Asynchronous Decentralized Bayesian Optimization for Large Scale Hyperparameter Optimization
This addresses the problem of inefficient hyperparameter optimization for researchers and practitioners using large-scale computing resources, representing a novel method for a known bottleneck rather than an incremental improvement.
The paper tackles the scalability limitations of centralized Bayesian optimization for hyperparameter tuning in deep neural networks by proposing an asynchronous-decentralized method, achieving over 95% worker utilization on 1,920 parallel workers and demonstrating improved model accuracy and faster convergence on the CANDLE benchmark.
Bayesian optimization (BO) is a promising approach for hyperparameter optimization of deep neural networks (DNNs), where each model training can take minutes to hours.

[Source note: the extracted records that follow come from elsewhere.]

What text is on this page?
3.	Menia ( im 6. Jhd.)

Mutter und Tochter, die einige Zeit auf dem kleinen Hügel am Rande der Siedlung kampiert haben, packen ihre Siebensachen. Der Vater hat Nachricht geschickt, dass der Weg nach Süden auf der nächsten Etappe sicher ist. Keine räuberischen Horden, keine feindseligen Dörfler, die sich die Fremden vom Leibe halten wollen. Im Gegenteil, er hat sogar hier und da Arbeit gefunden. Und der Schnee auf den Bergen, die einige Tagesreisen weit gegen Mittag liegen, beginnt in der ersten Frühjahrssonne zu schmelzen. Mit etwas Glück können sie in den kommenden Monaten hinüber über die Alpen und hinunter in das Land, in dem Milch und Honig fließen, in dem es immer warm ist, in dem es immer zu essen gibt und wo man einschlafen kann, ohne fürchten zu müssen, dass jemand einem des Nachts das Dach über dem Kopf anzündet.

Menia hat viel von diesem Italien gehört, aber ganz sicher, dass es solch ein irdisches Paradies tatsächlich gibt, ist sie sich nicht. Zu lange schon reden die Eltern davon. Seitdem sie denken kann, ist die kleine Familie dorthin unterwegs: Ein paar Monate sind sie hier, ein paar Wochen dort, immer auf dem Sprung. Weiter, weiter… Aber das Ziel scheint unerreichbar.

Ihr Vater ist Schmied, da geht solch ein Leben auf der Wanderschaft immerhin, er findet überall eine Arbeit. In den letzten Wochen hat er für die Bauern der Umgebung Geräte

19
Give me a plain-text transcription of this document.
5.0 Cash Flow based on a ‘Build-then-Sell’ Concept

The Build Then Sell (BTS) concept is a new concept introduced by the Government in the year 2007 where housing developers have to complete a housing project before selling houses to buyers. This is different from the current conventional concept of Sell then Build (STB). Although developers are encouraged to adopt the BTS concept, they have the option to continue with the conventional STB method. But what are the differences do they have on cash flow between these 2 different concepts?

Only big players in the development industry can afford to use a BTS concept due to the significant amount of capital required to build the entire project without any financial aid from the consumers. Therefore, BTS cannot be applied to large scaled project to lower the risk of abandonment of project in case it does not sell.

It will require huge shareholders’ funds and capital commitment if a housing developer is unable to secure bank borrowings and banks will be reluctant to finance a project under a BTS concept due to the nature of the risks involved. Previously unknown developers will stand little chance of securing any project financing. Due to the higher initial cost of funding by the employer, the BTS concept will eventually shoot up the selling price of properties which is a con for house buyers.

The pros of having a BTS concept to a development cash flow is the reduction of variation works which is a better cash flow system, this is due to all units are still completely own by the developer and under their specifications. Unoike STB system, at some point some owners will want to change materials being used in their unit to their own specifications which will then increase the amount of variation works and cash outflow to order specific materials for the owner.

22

In BO, a computationally cheap surrogate model is employed to learn the relationship between parameter configurations and their performance such as accuracy. Parallel BO methods often adopt single manager/multiple workers strategies to evaluate multiple hyperparameter configurations simultaneously. Despite significant hyperparameter evaluation time, the overhead in such centralized schemes prevents these methods to scale on a large number of workers. We present an asynchronous-decentralized BO, wherein each worker runs a sequential BO and asynchronously communicates its results through shared storage. We scale our method without loss of computational efficiency with above 95% of worker's utilization to 1,920 parallel workers (full production queue of the Polaris supercomputer) and demonstrate improvement in model accuracy as well as faster convergence on the CANDLE benchmark from the Exascale computing project.